Disease-modifying treatments in transthyretin amyloid cardiomyopathy: a meta-analysis of randomized controlled trials

Abstract

Abstract Background and Aims Transthyretin amyloid cardiomyopathy (ATTR-CM) is a progressive and life-threatening disease. With advancements in pharmacology, numerous novel medications are currently under investigation. However, the effects of these treatments on long-term outcomes remain elusive and inconclusive. Methods PubMed, MEDLINE, Embase, and the Cochrane Library were searched for literature inclusion until January 2024. Only phase 3, high-quality, randomized controlled trials related to ATTR-CM were considered for enrolment. Endpoints included all-cause mortality, six-minute walk distance, Kansas City Cardiomyopathy Questionnaire–Overall Summary Score, and serum N-terminal pro-B-type natriuretic peptide (NTproBNP) levels. A random-effects model was applied for meta-analysis.
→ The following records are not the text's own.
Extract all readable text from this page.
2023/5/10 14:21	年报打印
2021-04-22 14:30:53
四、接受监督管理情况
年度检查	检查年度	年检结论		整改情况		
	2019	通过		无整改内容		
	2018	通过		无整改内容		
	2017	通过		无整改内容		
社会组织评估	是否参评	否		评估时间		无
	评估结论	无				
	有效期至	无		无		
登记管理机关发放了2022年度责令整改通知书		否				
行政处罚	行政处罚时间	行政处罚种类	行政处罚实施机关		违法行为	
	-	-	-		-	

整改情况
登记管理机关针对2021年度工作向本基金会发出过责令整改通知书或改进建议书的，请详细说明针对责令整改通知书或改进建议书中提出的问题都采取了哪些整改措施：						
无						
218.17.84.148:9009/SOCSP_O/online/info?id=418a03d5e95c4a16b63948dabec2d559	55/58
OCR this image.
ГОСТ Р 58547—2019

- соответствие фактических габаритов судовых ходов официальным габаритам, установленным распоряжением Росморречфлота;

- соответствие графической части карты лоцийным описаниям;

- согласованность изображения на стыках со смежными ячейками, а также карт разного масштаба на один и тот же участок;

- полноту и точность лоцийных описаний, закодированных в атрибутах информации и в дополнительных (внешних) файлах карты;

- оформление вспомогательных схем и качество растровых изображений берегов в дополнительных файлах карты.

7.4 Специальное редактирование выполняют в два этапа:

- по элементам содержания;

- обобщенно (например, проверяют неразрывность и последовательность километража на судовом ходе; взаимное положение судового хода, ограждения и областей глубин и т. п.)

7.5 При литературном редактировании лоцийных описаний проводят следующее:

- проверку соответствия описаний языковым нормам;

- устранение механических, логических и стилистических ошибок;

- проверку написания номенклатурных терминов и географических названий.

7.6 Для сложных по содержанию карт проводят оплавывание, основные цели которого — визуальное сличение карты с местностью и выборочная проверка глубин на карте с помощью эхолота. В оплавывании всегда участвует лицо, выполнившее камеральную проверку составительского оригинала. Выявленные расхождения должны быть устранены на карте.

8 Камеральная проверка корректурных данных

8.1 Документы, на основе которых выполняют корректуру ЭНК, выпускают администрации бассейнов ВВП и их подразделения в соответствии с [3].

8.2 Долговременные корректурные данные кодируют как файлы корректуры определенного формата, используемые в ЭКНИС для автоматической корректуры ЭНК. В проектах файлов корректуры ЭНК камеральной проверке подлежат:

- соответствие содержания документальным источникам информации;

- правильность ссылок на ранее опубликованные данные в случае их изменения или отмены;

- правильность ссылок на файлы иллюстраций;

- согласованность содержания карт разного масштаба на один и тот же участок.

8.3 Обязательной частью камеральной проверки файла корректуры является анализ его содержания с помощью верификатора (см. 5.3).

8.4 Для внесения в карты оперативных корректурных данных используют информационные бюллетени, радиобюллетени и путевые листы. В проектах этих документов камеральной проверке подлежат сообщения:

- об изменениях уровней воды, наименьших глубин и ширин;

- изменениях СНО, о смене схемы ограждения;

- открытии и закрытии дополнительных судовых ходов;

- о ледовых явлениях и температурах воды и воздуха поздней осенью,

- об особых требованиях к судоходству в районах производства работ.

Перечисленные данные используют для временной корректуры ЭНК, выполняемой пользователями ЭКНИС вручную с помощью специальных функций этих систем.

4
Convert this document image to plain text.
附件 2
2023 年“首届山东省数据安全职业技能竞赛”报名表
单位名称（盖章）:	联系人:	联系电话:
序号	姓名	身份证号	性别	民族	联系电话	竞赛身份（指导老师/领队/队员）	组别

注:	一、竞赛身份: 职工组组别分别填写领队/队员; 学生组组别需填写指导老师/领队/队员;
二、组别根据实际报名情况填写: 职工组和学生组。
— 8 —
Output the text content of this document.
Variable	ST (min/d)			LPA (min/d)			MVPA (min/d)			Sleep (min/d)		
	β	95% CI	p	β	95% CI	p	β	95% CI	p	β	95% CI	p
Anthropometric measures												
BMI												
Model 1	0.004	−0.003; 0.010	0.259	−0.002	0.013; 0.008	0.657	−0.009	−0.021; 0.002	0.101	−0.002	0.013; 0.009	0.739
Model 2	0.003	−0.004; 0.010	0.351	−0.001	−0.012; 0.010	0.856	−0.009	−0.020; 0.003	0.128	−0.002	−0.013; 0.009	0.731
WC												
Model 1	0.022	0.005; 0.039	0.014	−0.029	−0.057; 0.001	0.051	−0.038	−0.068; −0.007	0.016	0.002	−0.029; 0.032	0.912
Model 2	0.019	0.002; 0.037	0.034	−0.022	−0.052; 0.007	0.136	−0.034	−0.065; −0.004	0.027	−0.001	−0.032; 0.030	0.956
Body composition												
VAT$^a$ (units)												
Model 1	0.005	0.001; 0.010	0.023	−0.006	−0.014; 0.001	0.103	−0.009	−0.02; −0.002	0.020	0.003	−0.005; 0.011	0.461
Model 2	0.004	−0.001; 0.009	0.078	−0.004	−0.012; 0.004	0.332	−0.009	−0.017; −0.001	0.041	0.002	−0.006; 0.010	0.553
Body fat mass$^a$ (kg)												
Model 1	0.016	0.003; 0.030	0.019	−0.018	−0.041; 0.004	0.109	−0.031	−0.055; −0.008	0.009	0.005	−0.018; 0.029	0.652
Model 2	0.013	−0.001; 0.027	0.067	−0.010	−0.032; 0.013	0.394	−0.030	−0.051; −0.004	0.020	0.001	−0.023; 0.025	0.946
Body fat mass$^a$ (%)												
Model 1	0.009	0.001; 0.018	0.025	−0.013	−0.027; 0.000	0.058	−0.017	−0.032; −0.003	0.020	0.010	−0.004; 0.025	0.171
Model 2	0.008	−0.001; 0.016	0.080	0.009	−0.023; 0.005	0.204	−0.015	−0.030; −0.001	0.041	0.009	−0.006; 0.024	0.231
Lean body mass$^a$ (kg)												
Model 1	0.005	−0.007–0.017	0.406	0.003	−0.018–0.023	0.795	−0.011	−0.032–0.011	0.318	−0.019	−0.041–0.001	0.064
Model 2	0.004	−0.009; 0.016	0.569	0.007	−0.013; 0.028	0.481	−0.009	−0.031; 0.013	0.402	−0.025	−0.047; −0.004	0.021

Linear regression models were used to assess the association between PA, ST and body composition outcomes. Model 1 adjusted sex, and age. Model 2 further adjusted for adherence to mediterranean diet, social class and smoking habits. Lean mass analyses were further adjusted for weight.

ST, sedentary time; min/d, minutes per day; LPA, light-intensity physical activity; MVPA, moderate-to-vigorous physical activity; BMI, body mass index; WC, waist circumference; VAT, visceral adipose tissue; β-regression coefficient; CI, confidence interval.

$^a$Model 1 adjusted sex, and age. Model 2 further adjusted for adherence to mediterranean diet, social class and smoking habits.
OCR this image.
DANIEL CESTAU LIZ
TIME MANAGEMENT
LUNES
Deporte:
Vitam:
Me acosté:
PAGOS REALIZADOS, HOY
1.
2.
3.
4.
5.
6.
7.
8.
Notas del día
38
Results Three landmark trials (ATTR-ACT, APOLLO-B, ATTRibute-CM) comprising 866 patients with ATTR-CM were pooled. 66.6% of the subjects were administered with medical treatment. Consistent improvements in all-cause mortality (P=0.001), 6-minute walk distance (P=0.045), Kansas City Cardiomyopathy Questionnaire–Overall Summary Score (P<0.001), and serum NTproBNP level (P=0.002) were present by medical treatment. At 12 months, only NT-proBNP showed significant improvement in the pooled analysis of the APOLLO-B and ATTRibute-CM results. At 30 months, the pooled analysis of ATTR-ACT and ATTRibute-CM demonstrated significantly better all-cause mortality and KCCQ scores in patients received mediation. Conclusions Disease-modifying Treatments is associated with better survival, functional capacity, quality of life, and NTproBNP level in patients with ATTR-CM. Extended follow-up duration might be needed to demonstrate efficacies.